Selon le Tribunal fédéral, la concertation des comportements couverte par l'art. 4 al. 1 LCart repose sur l'exploitation d'informations qui ne sont pas librement accessibles dans des conditions de marché normales, mais qui ne le sont qu'à la suite d'un échange d'informations conscient entre les participants au marché. Toujours selon le Tribunal fédéral, le concept de pratique concertée n'exige pas un échange de déclarations d'intention, mais un minimum de communication, un "contact", est toutefois nécessaire.
Dans ce contexte, un "comportement d'infomation" unilatéral d'une entreprise est déjà suffisant si l'on peut supposer que les concurrents adapteront leur comportement sur le marché en conséquence.
La mise en œuvre de la concertation constitue le second élément des pratiques concertées. D'après la jurisprudence du Tribunal fédéral, cette mise en œuvre doit en principe se traduire par un comportement sur le marché concret et plus ou moins visible. Le comportement sur le marché doit ainsi être influencé par la concertation en question.
Concernant le lien de causalité, le Tribunal fédéral précise qu'il existe, en présence d'une concertation avérée, une présomption réfragable que les entreprises concernées ont tenu compte des informations échangées pour déterminer leur comportement sur le marché. Ce principe s'applique d'autant plus lorsque la concertation a régulièrement lieu, et ce sur une longue période. A l'inverse, la similarité des comportements de concurrents peut constituer un indice d'une pratique concertée; toutefois, d'autres indices sont en principe nécessaires pour que l'on puisse conclure à l'existence d'une telle pratique. Avec ces deux allègements en matière de preuve concernant le lien de causalité, le Tribunal fédéral suit la jurisprudence de la CJUE.
Un accord sous la forme d'une pratique concertée ne constitue alors un accord en matière de concurrence au sens de l'art. 4 al. 1 LCart que lorsqu'il vise ou entraîne une restriction à la concurrence.

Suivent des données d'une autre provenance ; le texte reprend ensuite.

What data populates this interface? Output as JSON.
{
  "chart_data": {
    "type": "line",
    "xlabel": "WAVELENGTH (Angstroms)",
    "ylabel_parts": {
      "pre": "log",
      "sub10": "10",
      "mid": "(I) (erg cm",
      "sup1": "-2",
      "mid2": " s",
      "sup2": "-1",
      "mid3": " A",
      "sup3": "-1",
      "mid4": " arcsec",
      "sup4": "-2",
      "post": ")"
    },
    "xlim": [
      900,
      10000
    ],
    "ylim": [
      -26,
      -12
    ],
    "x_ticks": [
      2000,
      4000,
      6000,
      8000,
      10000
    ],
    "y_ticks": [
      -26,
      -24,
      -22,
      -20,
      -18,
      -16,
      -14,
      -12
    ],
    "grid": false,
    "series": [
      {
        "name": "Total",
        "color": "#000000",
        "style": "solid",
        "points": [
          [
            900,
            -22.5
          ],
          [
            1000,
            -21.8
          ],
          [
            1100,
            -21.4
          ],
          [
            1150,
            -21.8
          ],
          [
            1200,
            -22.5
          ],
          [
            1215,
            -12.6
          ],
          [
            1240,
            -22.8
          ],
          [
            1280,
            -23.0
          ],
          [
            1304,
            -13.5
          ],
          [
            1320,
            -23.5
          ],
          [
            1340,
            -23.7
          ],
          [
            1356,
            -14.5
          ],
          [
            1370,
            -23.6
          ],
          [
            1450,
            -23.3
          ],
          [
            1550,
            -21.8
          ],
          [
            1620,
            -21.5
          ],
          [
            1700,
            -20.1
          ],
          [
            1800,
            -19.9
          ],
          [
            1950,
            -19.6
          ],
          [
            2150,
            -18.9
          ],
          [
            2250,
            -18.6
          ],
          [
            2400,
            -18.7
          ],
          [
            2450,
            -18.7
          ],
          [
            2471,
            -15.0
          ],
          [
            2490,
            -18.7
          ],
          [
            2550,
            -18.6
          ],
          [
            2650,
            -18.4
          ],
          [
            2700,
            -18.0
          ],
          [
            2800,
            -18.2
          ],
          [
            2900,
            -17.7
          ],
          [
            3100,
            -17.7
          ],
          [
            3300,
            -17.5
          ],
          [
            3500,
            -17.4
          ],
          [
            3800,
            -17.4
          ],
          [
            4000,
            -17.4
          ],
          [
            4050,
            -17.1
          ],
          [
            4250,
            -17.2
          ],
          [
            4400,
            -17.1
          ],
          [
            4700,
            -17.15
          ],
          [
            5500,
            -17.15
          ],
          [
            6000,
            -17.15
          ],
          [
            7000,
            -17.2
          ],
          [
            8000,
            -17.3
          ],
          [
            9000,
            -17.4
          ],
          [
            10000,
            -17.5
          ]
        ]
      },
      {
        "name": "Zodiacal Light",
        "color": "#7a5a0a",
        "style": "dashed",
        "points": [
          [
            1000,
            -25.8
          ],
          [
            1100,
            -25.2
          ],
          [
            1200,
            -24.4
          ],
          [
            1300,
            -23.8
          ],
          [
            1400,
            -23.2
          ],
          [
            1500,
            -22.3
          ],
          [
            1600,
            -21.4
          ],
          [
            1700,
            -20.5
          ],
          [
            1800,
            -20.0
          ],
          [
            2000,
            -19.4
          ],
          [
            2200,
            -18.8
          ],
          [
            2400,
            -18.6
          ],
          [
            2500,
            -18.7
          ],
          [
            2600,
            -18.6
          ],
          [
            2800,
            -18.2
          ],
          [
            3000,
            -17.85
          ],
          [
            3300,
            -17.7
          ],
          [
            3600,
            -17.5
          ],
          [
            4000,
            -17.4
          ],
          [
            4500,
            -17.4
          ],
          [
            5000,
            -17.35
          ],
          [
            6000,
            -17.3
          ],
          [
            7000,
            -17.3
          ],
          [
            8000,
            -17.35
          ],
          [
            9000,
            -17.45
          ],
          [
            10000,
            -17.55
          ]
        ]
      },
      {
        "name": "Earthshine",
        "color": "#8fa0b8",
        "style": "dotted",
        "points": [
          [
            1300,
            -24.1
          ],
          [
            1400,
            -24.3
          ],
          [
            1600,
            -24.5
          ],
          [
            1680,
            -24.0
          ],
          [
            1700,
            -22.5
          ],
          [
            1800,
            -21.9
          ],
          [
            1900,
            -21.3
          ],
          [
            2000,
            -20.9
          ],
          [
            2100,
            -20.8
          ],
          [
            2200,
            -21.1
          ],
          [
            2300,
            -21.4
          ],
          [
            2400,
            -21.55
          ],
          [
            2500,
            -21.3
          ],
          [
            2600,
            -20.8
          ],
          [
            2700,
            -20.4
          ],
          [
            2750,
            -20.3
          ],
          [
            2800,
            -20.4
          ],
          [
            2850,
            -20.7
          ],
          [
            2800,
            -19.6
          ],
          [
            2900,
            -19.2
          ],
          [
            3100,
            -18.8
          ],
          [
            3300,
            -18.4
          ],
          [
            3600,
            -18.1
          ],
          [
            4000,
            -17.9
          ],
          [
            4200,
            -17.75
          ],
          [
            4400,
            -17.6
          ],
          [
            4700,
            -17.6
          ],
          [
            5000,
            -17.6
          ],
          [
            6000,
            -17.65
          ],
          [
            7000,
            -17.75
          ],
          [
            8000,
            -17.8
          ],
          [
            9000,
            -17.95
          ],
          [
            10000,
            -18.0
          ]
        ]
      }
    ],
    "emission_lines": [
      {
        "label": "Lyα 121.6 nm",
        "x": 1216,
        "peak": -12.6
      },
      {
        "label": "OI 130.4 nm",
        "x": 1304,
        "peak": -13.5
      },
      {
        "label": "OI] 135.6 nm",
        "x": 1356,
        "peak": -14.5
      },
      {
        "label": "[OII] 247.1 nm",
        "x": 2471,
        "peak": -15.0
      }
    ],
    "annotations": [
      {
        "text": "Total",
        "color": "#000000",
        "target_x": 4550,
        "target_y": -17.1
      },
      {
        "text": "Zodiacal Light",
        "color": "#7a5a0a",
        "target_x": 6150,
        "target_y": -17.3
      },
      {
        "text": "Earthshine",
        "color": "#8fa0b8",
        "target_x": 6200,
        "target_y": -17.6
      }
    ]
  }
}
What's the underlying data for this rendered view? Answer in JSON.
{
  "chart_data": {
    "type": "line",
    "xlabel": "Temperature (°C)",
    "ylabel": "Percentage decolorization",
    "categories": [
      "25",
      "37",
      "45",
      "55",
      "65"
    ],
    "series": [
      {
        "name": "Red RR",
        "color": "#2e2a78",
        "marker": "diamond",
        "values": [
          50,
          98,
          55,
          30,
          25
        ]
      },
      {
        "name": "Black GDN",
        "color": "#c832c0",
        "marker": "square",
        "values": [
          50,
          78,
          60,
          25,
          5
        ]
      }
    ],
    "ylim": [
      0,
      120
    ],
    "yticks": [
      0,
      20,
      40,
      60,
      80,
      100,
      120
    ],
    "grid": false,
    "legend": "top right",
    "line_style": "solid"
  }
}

Le cas des recommandations de prix
Dans le présent arrêt, le Tribunal fédéral devait trancher si des recommandations de prix verticales pour du Viagra constituent une pratique concertée au sens de l'art. 4 al. 1 LCart. Il précise que le respect de la recommandation de prix ne suffit pas à lui seul à démontrer l'existence d'une pratique concertée, sans toutefois que l'existence de pression ou d'autres éléments supplémentaires au suivi des recommandations ne soient forcé- ment nécessaires. Une analyse globale doit être effectuée. L'interaction entre la concertation et sa mise en œuvre doit atteindre un certain niveau qualitatif pour que des recommandations de prix verticales constituent une pratique concertée. Enfin, le Tribunal fédéral précise dans ce contexte que le respect effectif des prix recommandés ne doit pas être soumis à des exigences trop élevées.

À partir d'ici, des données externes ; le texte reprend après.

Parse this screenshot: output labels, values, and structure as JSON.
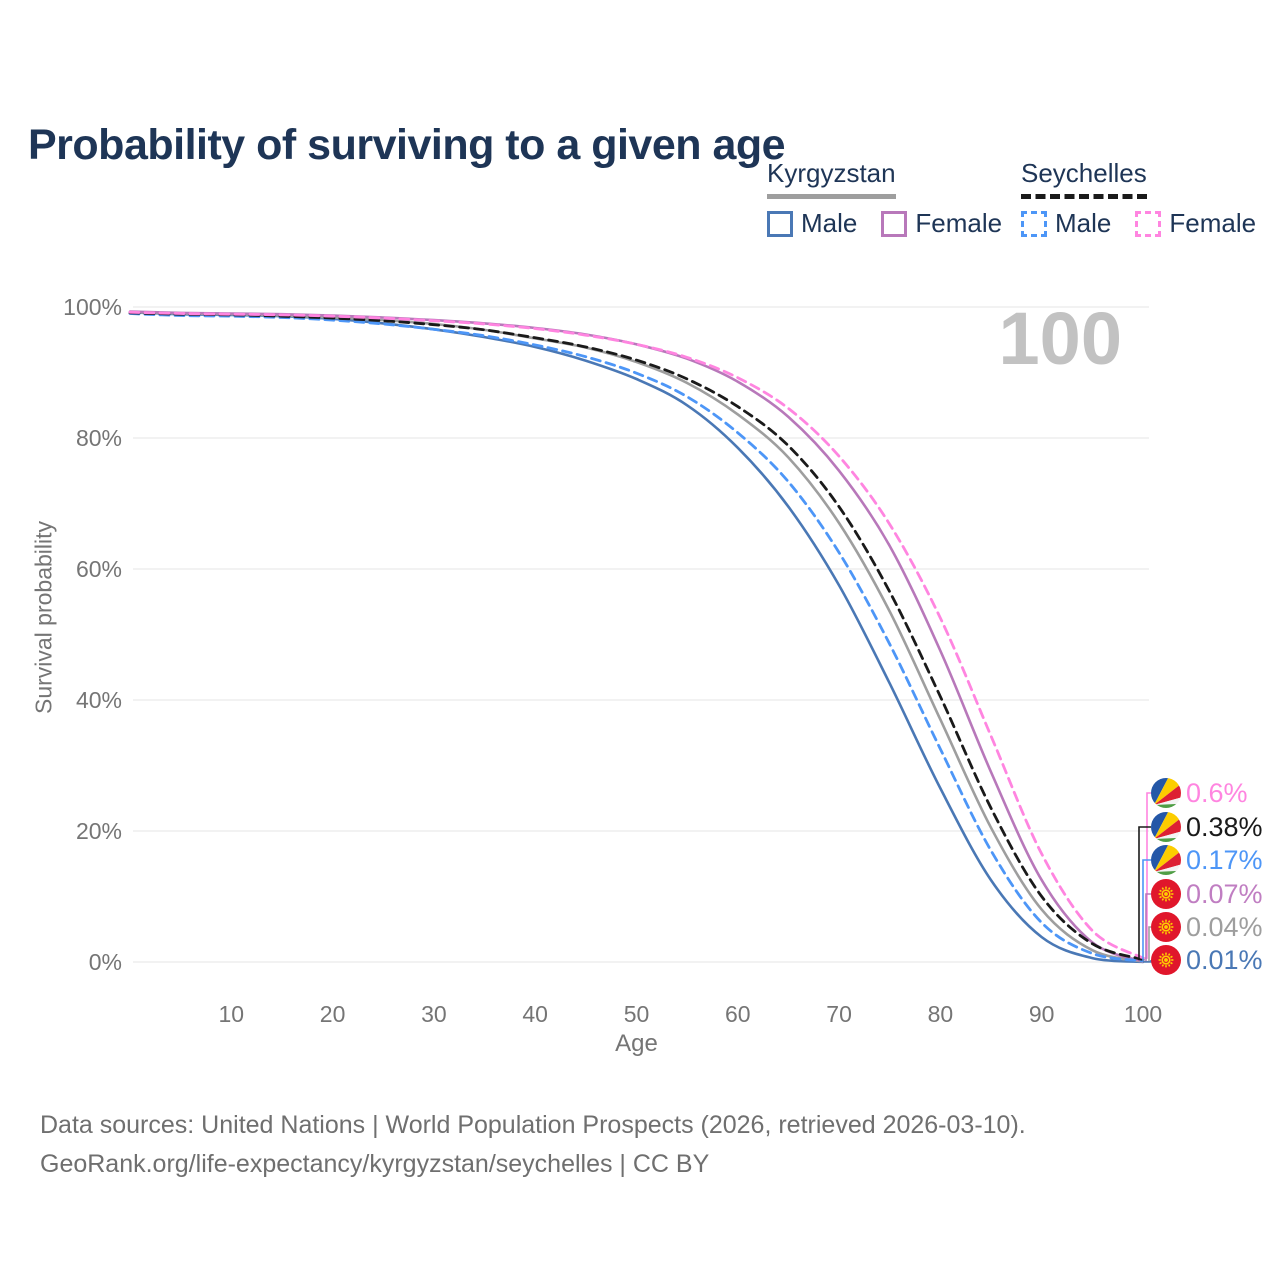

Dans le cas concret, le Tribunal fédéral affirme que l'envoi des recommandations de prix constitue une concertation. Le fabricant et les points de vente ont communiqué de façon intensive, ce qui a permis à tout le moins de réduire les incertitudes quant aux réactions des autres acteurs du marché. Selon le Tribunal fédéral, le taux de suivi des points de vente dépassait 50%, ce qui suffit à reconnaître la mise en œuvre de la concertation, soit un comportement de marché correspondant à ladite concertation. Le Tribunal fédéral conclut ainsi à l'existence d'un lien de causalité entre la concertation et le comportement de marché. Ce faisant, il se fonde en particulier sur les exigences de preuve allégées en présence d'une concertation avérée et sur la similarité des comportements des participants au marché comme indice d'une pratique concertée. Enfin, les recommandations de prix viseraient et entraineraient une restriction à la concurrence. Ainsi, le Tribunal fédéral diverge de l'autorité précédente et conclut que les recommandations de prix verticales constituent une pratique concertée au sens de l'art. 4 al. 1 LCart, dont la licéité doit être analysée dans un second temps sous l'angle de l'art. 5 LCart.